Carta ao passado

Venho aqui compartilhar com a menina que fui no passado, as frustrações e o vazio da menina do presente.

Conheço profundamente os seus sonhos. Os sonhos que você planejou viver quando chegasse a idade que tenho hoje. Conheço todos os dias de felicidade, de liberdade, diversão, aventura, alegria, que foram idealizados, vividos e revividos em sua mente deitada à noite na cama, esperando o ônibus, nas aulas mais chatas de geografia...

Sei que essa era a sua forma de fugir da realidade. Representava a esperança de um dia realizar tudo o que o não podia ter naquele momento. Lembro do seu sorriso ao imaginar cada detalhe: os cenários do piquenique ao lado de alguém especial, as juras de amor, um cinema no final de semana, as brigas seguidas de reconcliações, os bilhetes românticos.

Não sei exatamente em que momento deixei de ser você e passei a ser eu. Vim aqui te procurar, saber se existe a chance de você voltar, ao menos em parte, a habitar esse coração. Sinto sua falta.

Hoje eu não sei mais sonhar. Minha vida tornou-se uma repetição de obrigações, uma sequência de dissabores, de frustrações e vazios. Por minha própria vontade, ou não, me refugio na solidão no trabalho e quando este já me toma todas as horas disponíveis do dia, reclamo do excesso de ocupações e nos momentos de ócio enxergo o vazio e ouço o silêncio que me cerca.

Devo lhe alertar que as amigas com as quais você convive diariamente aí no passado, vão continuar suas amigas, mas muito mais por um laço construído há muitos anos do que por real participação na sua vida. Ao encontrar com elas vocês vão conversar sobre o tempo, sobre as disciplinas da universidade, mas tudo sem a mesma intensidade e a mesma alegria de antes.

Mas não pense que não tenho amigos. Tenho sim. E eles são maravilhosos. Mas amigos fazem parte de momentos das nossas vidas. Os momentos passam e os amigos ficam com eles. Mas não se importe com o que digo. São apenas desabafos de quem já passou por boas na vida, coisas que você ainda nem imagina.

Gostaria que você voltasse a me habitar novamente. Venha me visitar qualquer dia desses, venha me fazer lembrar o quanto é bom deixar a mente livre pra simplesmente projetar, imaginar coisas absurdas, fantásticas, apaixonantes! Esqueci como é ser como você. Juro que já tentei várias vezes, mas perdi a prática, coisa de gente velha.

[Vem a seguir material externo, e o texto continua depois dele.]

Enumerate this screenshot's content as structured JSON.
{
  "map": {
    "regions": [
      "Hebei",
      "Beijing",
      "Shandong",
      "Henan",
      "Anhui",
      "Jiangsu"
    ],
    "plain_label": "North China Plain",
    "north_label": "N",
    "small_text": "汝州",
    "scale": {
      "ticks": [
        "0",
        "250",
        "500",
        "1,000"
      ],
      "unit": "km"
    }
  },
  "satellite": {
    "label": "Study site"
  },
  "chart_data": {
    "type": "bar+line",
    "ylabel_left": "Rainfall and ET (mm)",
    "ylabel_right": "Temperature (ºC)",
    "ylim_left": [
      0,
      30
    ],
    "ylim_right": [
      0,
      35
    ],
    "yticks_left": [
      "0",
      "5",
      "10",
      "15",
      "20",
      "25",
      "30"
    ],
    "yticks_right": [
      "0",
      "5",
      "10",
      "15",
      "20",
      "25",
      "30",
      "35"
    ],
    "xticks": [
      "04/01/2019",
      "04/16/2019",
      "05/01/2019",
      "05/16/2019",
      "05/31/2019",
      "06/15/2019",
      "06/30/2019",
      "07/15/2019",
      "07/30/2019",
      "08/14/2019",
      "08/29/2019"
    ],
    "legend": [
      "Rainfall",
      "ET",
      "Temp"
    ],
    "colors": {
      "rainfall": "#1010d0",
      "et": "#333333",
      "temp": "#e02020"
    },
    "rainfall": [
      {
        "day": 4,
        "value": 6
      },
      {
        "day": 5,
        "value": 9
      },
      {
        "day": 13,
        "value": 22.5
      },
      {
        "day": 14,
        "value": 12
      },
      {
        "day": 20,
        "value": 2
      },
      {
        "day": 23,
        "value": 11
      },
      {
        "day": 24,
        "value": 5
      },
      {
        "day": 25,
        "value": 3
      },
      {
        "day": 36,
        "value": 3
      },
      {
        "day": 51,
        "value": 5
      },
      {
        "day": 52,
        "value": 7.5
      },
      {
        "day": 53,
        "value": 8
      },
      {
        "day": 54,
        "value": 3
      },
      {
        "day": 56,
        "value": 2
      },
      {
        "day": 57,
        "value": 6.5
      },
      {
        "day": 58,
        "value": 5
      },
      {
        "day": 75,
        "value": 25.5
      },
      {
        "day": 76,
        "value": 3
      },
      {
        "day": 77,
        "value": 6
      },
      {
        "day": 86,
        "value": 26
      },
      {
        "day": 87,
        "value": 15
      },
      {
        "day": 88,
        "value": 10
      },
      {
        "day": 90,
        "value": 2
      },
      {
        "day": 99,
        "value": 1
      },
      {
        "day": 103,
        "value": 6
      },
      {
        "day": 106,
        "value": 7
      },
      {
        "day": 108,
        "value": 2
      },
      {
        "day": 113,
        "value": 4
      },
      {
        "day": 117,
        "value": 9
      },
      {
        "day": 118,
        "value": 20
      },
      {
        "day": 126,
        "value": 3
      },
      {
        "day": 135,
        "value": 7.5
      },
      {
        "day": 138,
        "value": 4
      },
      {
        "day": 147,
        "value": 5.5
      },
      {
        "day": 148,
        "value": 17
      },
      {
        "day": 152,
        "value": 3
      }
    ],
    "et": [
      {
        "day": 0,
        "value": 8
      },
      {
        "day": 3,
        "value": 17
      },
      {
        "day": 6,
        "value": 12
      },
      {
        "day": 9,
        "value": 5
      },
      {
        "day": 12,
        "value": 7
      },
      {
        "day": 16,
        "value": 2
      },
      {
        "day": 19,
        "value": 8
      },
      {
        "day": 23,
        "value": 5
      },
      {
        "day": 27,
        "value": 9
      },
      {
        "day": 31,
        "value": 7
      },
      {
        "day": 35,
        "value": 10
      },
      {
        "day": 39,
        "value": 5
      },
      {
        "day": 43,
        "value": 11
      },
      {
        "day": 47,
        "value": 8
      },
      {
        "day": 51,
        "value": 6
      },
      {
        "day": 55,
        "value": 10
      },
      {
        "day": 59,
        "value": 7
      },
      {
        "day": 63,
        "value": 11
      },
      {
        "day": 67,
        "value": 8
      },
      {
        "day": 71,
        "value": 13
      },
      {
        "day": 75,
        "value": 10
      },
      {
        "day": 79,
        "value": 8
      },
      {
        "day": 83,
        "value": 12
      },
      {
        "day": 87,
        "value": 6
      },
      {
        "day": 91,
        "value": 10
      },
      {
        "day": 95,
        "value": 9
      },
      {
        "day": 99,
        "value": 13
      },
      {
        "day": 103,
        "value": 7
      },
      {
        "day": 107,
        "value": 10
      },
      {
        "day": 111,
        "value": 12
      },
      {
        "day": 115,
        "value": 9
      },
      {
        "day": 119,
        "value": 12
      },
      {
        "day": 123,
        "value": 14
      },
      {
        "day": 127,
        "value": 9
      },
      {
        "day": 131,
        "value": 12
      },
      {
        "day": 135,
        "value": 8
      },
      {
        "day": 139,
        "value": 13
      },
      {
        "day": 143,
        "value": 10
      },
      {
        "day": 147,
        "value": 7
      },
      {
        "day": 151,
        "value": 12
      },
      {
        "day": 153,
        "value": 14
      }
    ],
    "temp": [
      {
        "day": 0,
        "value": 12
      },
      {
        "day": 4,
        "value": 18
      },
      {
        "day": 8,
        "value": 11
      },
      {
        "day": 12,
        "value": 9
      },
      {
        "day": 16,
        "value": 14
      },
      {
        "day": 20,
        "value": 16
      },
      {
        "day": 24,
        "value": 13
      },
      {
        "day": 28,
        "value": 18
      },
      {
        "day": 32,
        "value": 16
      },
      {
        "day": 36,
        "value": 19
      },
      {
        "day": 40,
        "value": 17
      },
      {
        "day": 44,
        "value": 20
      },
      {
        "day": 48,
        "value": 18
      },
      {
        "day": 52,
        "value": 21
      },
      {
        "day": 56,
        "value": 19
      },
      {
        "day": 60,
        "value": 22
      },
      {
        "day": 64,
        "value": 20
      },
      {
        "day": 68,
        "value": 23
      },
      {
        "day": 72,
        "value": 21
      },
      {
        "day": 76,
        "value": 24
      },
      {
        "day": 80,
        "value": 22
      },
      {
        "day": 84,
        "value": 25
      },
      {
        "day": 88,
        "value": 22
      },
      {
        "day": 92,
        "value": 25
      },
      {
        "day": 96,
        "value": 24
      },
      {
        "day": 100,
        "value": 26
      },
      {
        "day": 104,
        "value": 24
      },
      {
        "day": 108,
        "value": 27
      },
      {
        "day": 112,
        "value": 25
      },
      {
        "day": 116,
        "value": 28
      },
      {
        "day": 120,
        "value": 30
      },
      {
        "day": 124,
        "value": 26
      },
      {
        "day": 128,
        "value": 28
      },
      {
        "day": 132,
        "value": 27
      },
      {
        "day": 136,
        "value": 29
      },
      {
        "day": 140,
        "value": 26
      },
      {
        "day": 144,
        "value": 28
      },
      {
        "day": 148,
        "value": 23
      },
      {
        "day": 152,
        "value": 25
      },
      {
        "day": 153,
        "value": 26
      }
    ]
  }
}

Pensando bem, convido-a apenas para passar o Natal, o Ano Novo e as férias. Depois, sinto muito, mas terei que mandá-la novamente ao passado. Temo que ao ver o que o futuro fez comigo e com meus sonhos, você se torne uma pessoa como eu, que se frustrou com as surpresas da vida e perdeu o brilho no olhar. Por mais que a saudade aperte meu peito, prefiro lembrar de você assim, do jeito que é aí nos seus 15 ou 16 anos e saber que um dia, você já pensou que seria feliz no futuro que é o meu presente hoje.